Yıkmak yaratıcı bir dürtüdür
Metis Yayınları’ndan çıkan Uğur Tanyeli’nin "Yıkarak Yapmak" isimli kitabı modern dünyanın ortaya koyduğu "dünya tasarımı"nı mimarlıkta düğümlenen diğer bağları da takip ederek ele alıyor. Yazarın giriştiği çatışma etimolojik bir muhasebeyle başlıyor...
Yağız Alp Tangün
Modern dünya, hayata geçirilmesi imkânsız gibi görünen kâğıt üstündeki ütopyaların gerçekleştirilmesini sağlayan bir dünya tasarımı ortaya koydu. Gerçekleştirdiği bu vaat, onun büyüleyici mutlaklığını ve evrenselliğini sağlamasının kaidesiydi adeta.
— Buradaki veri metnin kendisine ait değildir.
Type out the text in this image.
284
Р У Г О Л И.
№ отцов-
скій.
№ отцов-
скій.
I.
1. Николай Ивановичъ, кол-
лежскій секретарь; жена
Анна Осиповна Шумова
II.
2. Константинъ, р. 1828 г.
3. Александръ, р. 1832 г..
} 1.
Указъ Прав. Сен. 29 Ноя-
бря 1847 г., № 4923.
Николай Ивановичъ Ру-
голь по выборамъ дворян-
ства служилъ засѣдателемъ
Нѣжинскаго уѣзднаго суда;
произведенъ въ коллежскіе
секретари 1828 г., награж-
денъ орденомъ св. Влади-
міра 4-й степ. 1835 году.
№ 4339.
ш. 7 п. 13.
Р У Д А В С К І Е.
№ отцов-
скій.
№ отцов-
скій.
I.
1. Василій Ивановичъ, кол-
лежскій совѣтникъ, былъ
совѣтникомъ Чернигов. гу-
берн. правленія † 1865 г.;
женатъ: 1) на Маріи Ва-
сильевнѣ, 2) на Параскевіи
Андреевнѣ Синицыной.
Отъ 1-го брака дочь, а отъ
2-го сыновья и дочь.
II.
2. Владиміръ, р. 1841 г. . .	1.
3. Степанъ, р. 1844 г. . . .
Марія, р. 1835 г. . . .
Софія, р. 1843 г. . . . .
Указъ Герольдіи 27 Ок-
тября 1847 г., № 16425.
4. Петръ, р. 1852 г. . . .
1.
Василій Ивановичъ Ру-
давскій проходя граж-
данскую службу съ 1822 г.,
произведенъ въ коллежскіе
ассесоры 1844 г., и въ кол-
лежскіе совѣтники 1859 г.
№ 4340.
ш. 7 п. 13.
Tüm vaatlerin kat kat yükseldiği bir kaide: Endüstrileşme sürecinde üretimin mekanikleşmesi, tarım ve ormancılık faaliyetlerinin düzenlenmesi, fabrikaların organize edilmesi, kentlerin tasarlanması, ulusal kimliklerin yaratılması... Peki bunu sağlayan o dirayetli kuvvet nereden geliyordu?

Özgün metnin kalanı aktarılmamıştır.